ReclameAQUI Data Lake
ReclameAQUI (Portuguese for “complain here”) is an interesting and unique business. They’re a content aggregator for customers' experience sharing (especially bad experiences) about shopping (online and offline). However, it goes further than a mere “complaints website” offering an interface for companies to answers complaints, helping customers with their issues.
The service is simply the biggest in this regard (worldwide) receiving 600K unique visitors each day, searching for a company’s reputation before closing a deal/purchase.
Even though they are already advanced in the digital approach to business, having most services hosted on Cloud computing and analytical culture, their data lake needed some upgrades. The most relevant motivator of this project was the sky-high bills from GCP especially related to BigQuery data consumption.
Apart from the cost-reduction tasks and data ingestion process optimization, we took the opportunity to implement data cryptograph at-rest, governance, and obfuscation during query executions against the data lake. Making data accessible by everyone in the company, controlling identity access and management through LDAP (auditing each access, to be fully compliant with GDPR), we could offer a self-service data lake so different business actors could satisfy their needs “drinking” from the lake.
Key objectives were cost-optimization of the existing Data Lake, improvement (and extension) of existing data ingestion pipelines, and security enhancements.

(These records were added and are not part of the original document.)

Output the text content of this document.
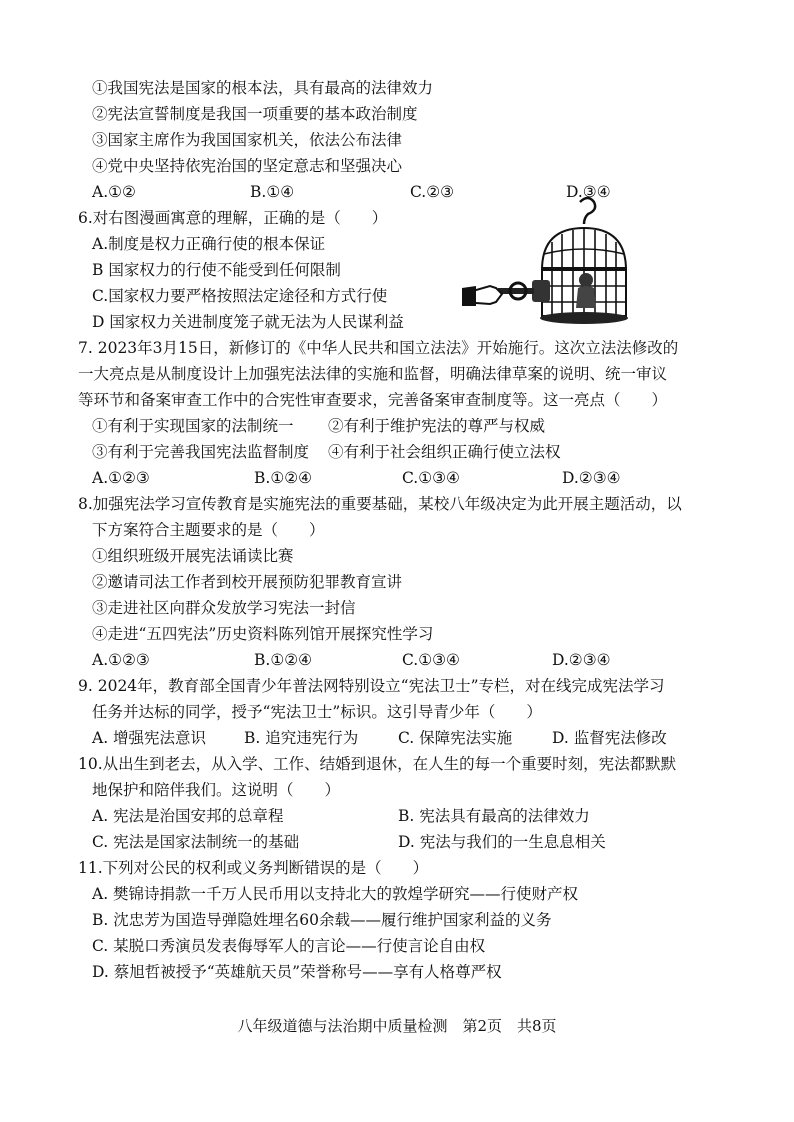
①我国宪法是国家的根本法，具有最高的法律效力
②宪法宣誓制度是我国一项重要的基本政治制度
③国家主席作为我国国家机关，依法公布法律
④党中央坚持依宪治国的坚定意志和坚强决心
A.①②	B.①④	C.②③	D.③④
6.对右图漫画寓意的理解，正确的是（　　）
A.制度是权力正确行使的根本保证
B 国家权力的行使不能受到任何限制
C.国家权力要严格按照法定途径和方式行使
D 国家权力关进制度笼子就无法为人民谋利益
7. 2023年3月15日，新修订的《中华人民共和国立法法》开始施行。这次立法法修改的
一大亮点是从制度设计上加强宪法法律的实施和监督，明确法律草案的说明、统一审议
等环节和备案审查工作中的合宪性审查要求，完善备案审查制度等。这一亮点（　　）
①有利于实现国家的法制统一 ②有利于维护宪法的尊严与权威
③有利于完善我国宪法监督制度 ④有利于社会组织正确行使立法权
A.①②③	B.①②④	C.①③④	D.②③④
8.加强宪法学习宣传教育是实施宪法的重要基础，某校八年级决定为此开展主题活动，以
下方案符合主题要求的是（　　）
①组织班级开展宪法诵读比赛
②邀请司法工作者到校开展预防犯罪教育宣讲
③走进社区向群众发放学习宪法一封信
④走进“五四宪法”历史资料陈列馆开展探究性学习
A.①②③	B.①②④	C.①③④	D.②③④
9. 2024年，教育部全国青少年普法网特别设立“宪法卫士”专栏，对在线完成宪法学习
任务并达标的同学，授予“宪法卫士”标识。这引导青少年（　　）
A. 增强宪法意识 B. 追究违宪行为	C. 保障宪法实施	D. 监督宪法修改
10.从出生到老去，从入学、工作、结婚到退休，在人生的每一个重要时刻，宪法都默默
地保护和陪伴我们。这说明（　　）
A. 宪法是治国安邦的总章程	B. 宪法具有最高的法律效力
C. 宪法是国家法制统一的基础	D. 宪法与我们的一生息息相关
11.下列对公民的权利或义务判断错误的是（　　）
A. 樊锦诗捐款一千万人民币用以支持北大的敦煌学研究——行使财产权
B. 沈忠芳为国造导弹隐姓埋名60余载——履行维护国家利益的义务
C. 某脱口秀演员发表侮辱军人的言论——行使言论自由权
D. 蔡旭哲被授予“英雄航天员”荣誉称号——享有人格尊严权
八年级道德与法治期中质量检测　第2页　共8页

Starting from Data Lake’s cost optimization, we redesigned the data ingestion, using a “landing” area for raw data, making data transformations later to suit the desired data models. Saving the results in other Data Lake layers to achieve greater performance in queries.
We shifted away from the Streaming inserts in BigQuery by adding a step to load data at the end of the ingestion pipeline. Apache NiFi was the main software responsible for orchestrating and executing the pipeline, covering also the improvements in data ingestion through processes re-engineering.
Auditing in the Data Lake was managed through Apache Ranger. In order to have it fully supported we implemented a JDBC driver using a component from Apache Calcite called Avatica. Authentication for Apache Ranger went through a custom plugin (also developed during the project) for LDAP consuming user info from Google Cloud Identity, reflecting the existing organization’s users and groups from Google Suite.
To make the game more interesting, we containerized the workflow and heavily used Kubernetes (GKE) to manage these components. Most of the Apache projects didn’t have Helm Charts at the time and we developed and made some of them open-source.
Impact and results
During project time we could measure an estimative of roughly 56% in Data Lake cost-optimization through reengineering of processes and resources, especially the removal of streaming inserts to BigQuery.
We made relevant progress in security and governance during the project with the introduction of Apache Ranger and Data Lake auditing for access and usage, providing advanced security capabilities to ReclameAQUI, which anticipated itself towards GDPR and data privacy concerns.